Gab was the youngest hunter in his village, and he joined their ranks a few months before its destruction. Nevertheless, Gab had already joined several hunts.
After a few observations, the group in front of them was a 15 man strong group of mutants. These creatures seemed to have lost the trail to the parasite queen while hunting for humans.
Alex gave a signal, and the arrows were shot. The mutants began to shriek, and Gab watched as four of his five-party members shot either with bows or crossbows.
'Charging at these creatures would be a stupid idea. Let's wait for them to run towards us.'His previous weapon, which could probably be used as a club, was by now cut into two pieces and attached to his legs.
Of the 15 monsters, only 5 of them reached the group. Immediately, Gab swung his ax at the neck of one mutant, but to his misfortune, it got stuck. Its blood splattered onto Gab's face. 'Shit,' Gab thought to himself, kicking the screeching monster in the stomach while holding the ax handle.
By now, the rest had switched from bows to swords and shields. 'Why the hell didn't I ask for a shield too?' Gab cursed in his head as he threw his ax at the monster. Even though the ax stuck to its chest, the creature didn't seem to halter and continued running while screeching loudly towards Gab.
"Why won't it die," Gab screamed back in desperation as he grabbed his bone club in panic. But before he could do anything, Alex cut off the mutant's head.

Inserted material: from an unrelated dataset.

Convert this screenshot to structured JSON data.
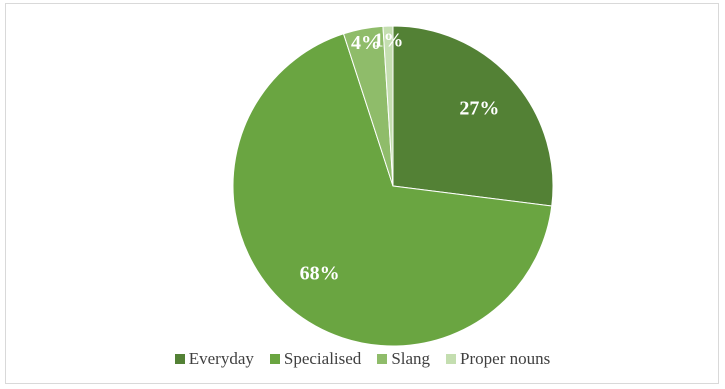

"Why the hell did you throw your fucking weapon at him, you goddamn idiot," Alex cursed at him before hitting Gab in the back of the head with the hilt of his sword.
"You better get yourself under control. We're here to survive and not to babysit hormone-driven teenagers who want to practice their freestyle."
But before Alex could continue to lecture Gab, the echoes of screams in the tunnels grew louder, and the ground slowly began to shake.
"Shit. We have to go," Alex shouted, and the group started to run.